Ein Interview mit Ben Bohnert

Unter der Leitung von Rapper und Schulsozialarbeiter Ben Bohnert haben 8 Schülerinnen der BFD (Dorina, Evelin, Lino, Maria, Mariia, Melissa, Olesia, Viktoriia) in einem 1‑tägigen Rap-Workshop einen Song erarbeitet und ein Video dazu gedreht. Das Video kann man sich auf dem Insta-Account der BFD anschauen. In dem folgenden Interview gibt uns Ben Bohnert einen kleinen Einblick in sein Leben und seine Arbeit.
Wie bist du zum Rap, zum Sprechgesang gekommen?
Alles begann in meiner Schulzeit, ca. 1997, in Bremen. Ich fand es sofort cool, als ich das erste Mal Rap gehört habe. Als Schlagzeuger war ich schon ein bisschen musikalisch und dann ging es auch recht schnell, dass ich und ein Kumpel die Idee hatten, selbst Texte zu schreiben. Wir haben mit einem analogen Schlagzeug, mit einem Bass und mit irgendwelchen Instrumenten einen eigenen Beat gebaut und das Ganze mit einem alten Vier-Spur-Kassetten-Deck aufgenommen. So hat das Ganze dann irgendwie im Kinderzimmer begonnen, bis wir dann eines Tages, ca. 1999, das erste Mal bei einer Hip-Hop-Jam auf der Bühne standen. Das war ein echter Meilenstein und im Vergleich zu den anderen Rappern zum Teil frustrierend, aber wir wurden total ermutigt, weitere Schritte zu gehen.

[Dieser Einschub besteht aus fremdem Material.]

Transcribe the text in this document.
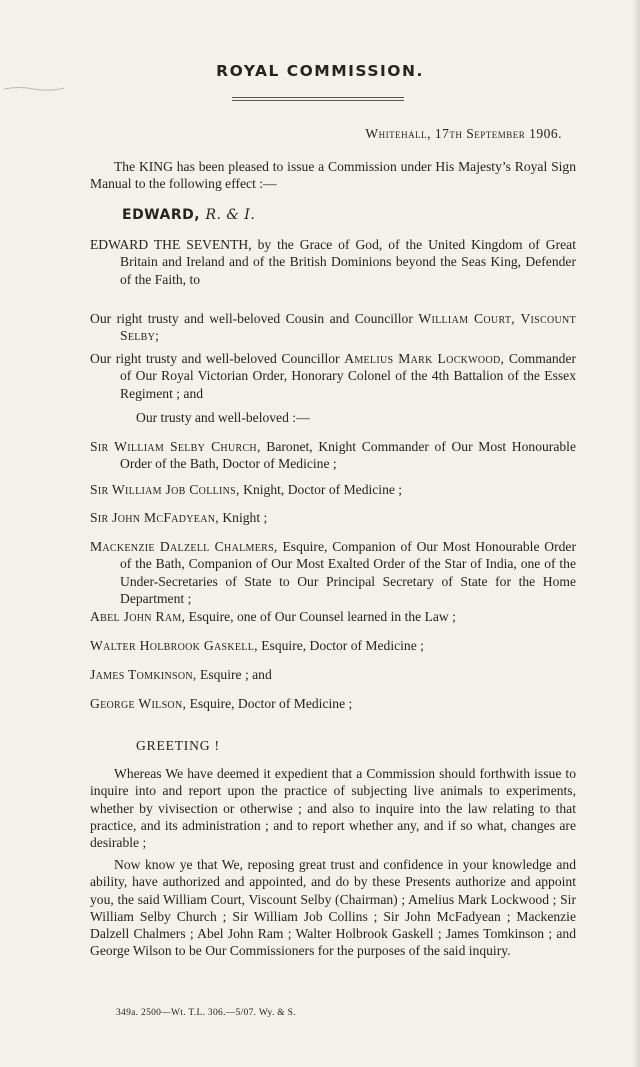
ROYAL COMMISSION.
Whitehall, 17th September 1906.
The KING has been pleased to issue a Commission under His Majesty’s Royal Sign Manual to the following effect :—
EDWARD, R. & I.
EDWARD THE SEVENTH, by the Grace of God, of the United Kingdom of Great Britain and Ireland and of the British Dominions beyond the Seas King, Defender of the Faith, to
Our right trusty and well-beloved Cousin and Councillor William Court, Viscount Selby;
Our right trusty and well-beloved Councillor Amelius Mark Lockwood, Commander of Our Royal Victorian Order, Honorary Colonel of the 4th Battalion of the Essex Regiment ; and
Our trusty and well-beloved :—
Sir William Selby Church, Baronet, Knight Commander of Our Most Honourable Order of the Bath, Doctor of Medicine ;
Sir William Job Collins, Knight, Doctor of Medicine ;
Sir John McFadyean, Knight ;
Mackenzie Dalzell Chalmers, Esquire, Companion of Our Most Honourable Order of the Bath, Companion of Our Most Exalted Order of the Star of India, one of the Under-Secretaries of State to Our Principal Secretary of State for the Home Department ;
Abel John Ram, Esquire, one of Our Counsel learned in the Law ;
Walter Holbrook Gaskell, Esquire, Doctor of Medicine ;
James Tomkinson, Esquire ; and
George Wilson, Esquire, Doctor of Medicine ;
GREETING !
Whereas We have deemed it expedient that a Commission should forthwith issue to inquire into and report upon the practice of subjecting live animals to experiments, whether by vivisection or otherwise ; and also to inquire into the law relating to that practice, and its administration ; and to report whether any, and if so what, changes are desirable ;
Now know ye that We, reposing great trust and confidence in your knowledge and ability, have authorized and appointed, and do by these Presents authorize and appoint you, the said William Court, Viscount Selby (Chairman) ; Amelius Mark Lockwood ; Sir William Selby Church ; Sir William Job Collins ; Sir John McFadyean ; Mackenzie Dalzell Chalmers ; Abel John Ram ; Walter Holbrook Gaskell ; James Tomkinson ; and George Wilson to be Our Commissioners for the purposes of the said inquiry.
349a. 2500—Wt. T.L. 306.—5/07. Wy. & S.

Hip-Hop? Rap? Was ist das eigentlich?
Rap ist ja in erster Linie der Sprechgesang. Also das rhythmisch gesprochene Wort auf einen Beat. Oder man kann auch sagen, Poesie auf Beats. Hip-Hop selbst beschreibt die Community, die ganze Szene. Also Hip-Hop ist Rap, Breakdance, DJ, Beatbox, Graffiti. Das sind so die ganzen Bereiche, die Hip-Hop umfassen.
Warum, glaubst du, könnte Hip-Hop sinnvoll für den Kontext Schule sein?
Also ich finde Rap, Hip-Hop ist ja nach wie vor die weltweit größte Kulturbewegung und wird einfach von unheimlich vielen Leuten gehört. Rap ist ein Sprachrohr und hat einen ziemlich politischen Charakter. Rap hat seinen Ursprung im Getto, in der Bronx, und war eine Stimme von Leuten, die sozial einen einfachen Stand hatten. So wurde Rap zu einer starken „Stimme“, die über New York hinaus in die Welt ging — eine Stimme die es auch heute Jugendlichen ermöglicht sich auszudrücken, sich mitzuteilen — verknüpft mit einem Beat können sie ihre Emotionen in Form von Kunst, von Sprechgesang, von Poesie in etwas völlig Neues verwandeln.
Wie ist deine Perspektive als Schreibtherapeut auf Rap?
In der Schreibtherapie geht es genau darum, dass man durch das Schreiben an die Dinge herankommt, die in jemandem verborgen sind, über die man vielleicht ganz schwer sprechen kann. Und ich mag diesen Spruch, „In der Kunst ist das Herz frei.“ Im Schreiben finden wir Zugang zu unseren Gefühlen, den wir vielleicht beim Reden gar nicht so gut haben. Darin sehe ich einfach ein enormes Potenzial, dass Jugendliche durch Poesie, Rap etwas zur „Sprache“ bringen, was sonst nicht möglich wäre.
Welchen Impuls glaubst du, konntest du in der BFD bei uns setzen?
Was mich generell in Schulklassen immer wieder total begeistert ist zu sehen, wie sich die Kids ausprobieren und ihre eigene Musikalität entdecken. Zu beobachten welche Werte in den Schülerinnen schlummern, was für Ideen, Wünsche oder Träume sie haben. Plötzlich erleben Sie ja selbst was sie bewegt. Sie haben es aufgenommen, sie haben es auf dem Ohr. „Das habe ich geschrieben. Das kommt aus mir heraus. Das ist ein Wert, den ich aus mir herausgezogen habe.“ Und genau das habe ich eben bei
den Schülern der BFD auch gesehen. Mit ihrem Rap „Gegen Gewalt im Netz“ haben sie etwas greifbar und spürbar gemacht. Und das ist für mich ein ganz wertvoller Schatz.